Para o filósofo político e historiador Newton Bignotto, autor do artigo “Tolerância e diferença”, uma das questões despertadas pela contraposição dos dois termos é a tolerância; diz ele que o “que não podemos perder de vista, e que tende a desaparecer na visão dos multiculturalistas, é que a separação entre o diferente e o intolerável resulta de um conjunto de fatores que não dependem apenas da vontade de tolerar o outro, mas também da própria constituição histórica da figura da alteridade”. No modelo de tolerância das sociedades liberais, o indivíduo afirma “o particular e o individual, e nunca o que pretende a universalidade. Assim, o indivíduo liberal terá direito a professar a fé que quiser e a escolher o grupo de opinião que desejar, desde que continue a participar da vida política como um produto único de escolha individuais”. Bignotto mostra que o desenvolvimento da ideia de civilização do século XVIII – importante ferramenta para as nações europeias para a construção de suas identidades e para o traçado de suas fronteiras – contou com a recriação da figura do bárbaro, pela qual “a civilização foi paulatinamente ocupando o lugar que pertenceu à religião. Ora, assim como os bárbaros não evoluíam na óptica dos gregos, o mesmo acontecerá com as nações e povos que não se mostraram capazes de seguir o fluxo das Luzes”. Instaura-se, assim, contra o “bárbaro” a intolerância e legitima-se a radicalização das diferenças.
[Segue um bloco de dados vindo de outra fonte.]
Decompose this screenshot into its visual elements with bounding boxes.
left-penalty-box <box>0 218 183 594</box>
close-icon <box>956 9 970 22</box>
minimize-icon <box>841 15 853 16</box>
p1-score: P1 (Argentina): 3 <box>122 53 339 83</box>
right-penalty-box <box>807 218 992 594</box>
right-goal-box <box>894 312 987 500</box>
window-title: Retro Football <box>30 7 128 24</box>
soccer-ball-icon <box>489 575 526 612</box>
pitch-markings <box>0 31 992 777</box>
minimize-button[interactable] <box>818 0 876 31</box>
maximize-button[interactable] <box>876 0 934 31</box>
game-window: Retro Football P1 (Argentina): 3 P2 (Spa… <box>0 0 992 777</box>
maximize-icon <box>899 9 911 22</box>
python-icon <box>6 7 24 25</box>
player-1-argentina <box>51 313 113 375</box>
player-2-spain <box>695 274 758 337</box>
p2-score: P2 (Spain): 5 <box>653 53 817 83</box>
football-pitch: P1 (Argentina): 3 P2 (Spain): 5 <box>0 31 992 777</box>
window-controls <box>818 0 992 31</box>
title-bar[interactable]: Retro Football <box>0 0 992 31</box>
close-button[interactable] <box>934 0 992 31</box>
Para o filósofo Francis Wolff, no ensaio “Civilizações da intolerância”, diz que “bárbara é toda cultura, que não possua estrutura que lhe permita admitir ou reconhecer outra cultura, ou seja, a existência de outra forma de humanidade. São, da mesma forma, bárbaros, os atos, costumes ou práticas que têm como finalidade a negação de uma forma específica da existência humana”. Propondo três categorias de análise para cada um dos termos – a “barbárie” dos rituais antropofágicos, da destruição em massa de patrimônios, do massacre de pessoas, a “civilização” da domesticação das paixões, do culto às artes, às ciências e às letras, do respeito, compaixão e cooperação para com o outro –, Wolff mostra que é possível ocorrer um cruzamento entre ações civilizadas e bárbaras: “Talvez exista algo pior, uma barbárie maior ainda. Um povo, uma nação, um homem pode chegar ao cúmulo da barbárie dando mostras, por outro lado, de um refinamento ou de uma polidez extremos (sendo civilizados, no primeiro sentido), e de uma altíssima cultura (sendo civilizados no segundo sentido). É o caso da Alemanha nazista e das condições em que ocorreu um dos crimes mais bárbaros da história, o extermínio dos judeus e dos ciganos. Que esse genocídio tenha ocorrido no país de Goethe e Schiller, de Kant e Hegel, de Beethoven e Schubert, ou seja, algumas das sumidades da civilização ocidental, só acrescenta mais horror à barbárie. Havia, é claro, torturadores nazistas sanguinários e ignorantes. Mas esse não era o perfil predominante. Foi um crime desproporcional, mas cometido racionalmente, industrialmente, por burocratas frios e militares polidos”.

 

 

A análise da barbárie em relação à civilização e à civilidade no mundo moderno, revela, como definiu o historiador da arte e da cultura Aby Warburg (1866-1929), uma “tragédia da cultura”, marcada sobre uma constante revisão dos valores éticos e morais.

Violência urbana, extermínio de povos e de tribos, repressão policial a manifesações político-sociais, apartheids, trabalho escravo, torturas políticas.

Trata-se, entre a ideia de civilidade conforme concebida pela ilustração do século XVIII e que persiste até hoje, e as múltiplas facetas da barbárie que essa própria ideia encobre, de uma relação complexa, antagônica e complementar. As decorrências teóricas da discussão sobre a natureza e a temerária definição fronteiriça da antinomia, colocam em evidência a discreta proximidade de supostos antagonismos indissolúveis. Também problematizam sua relação com diversas questões, culturais e políticas, como intolerância, imperialismos, racionalismo, civilização e guerra.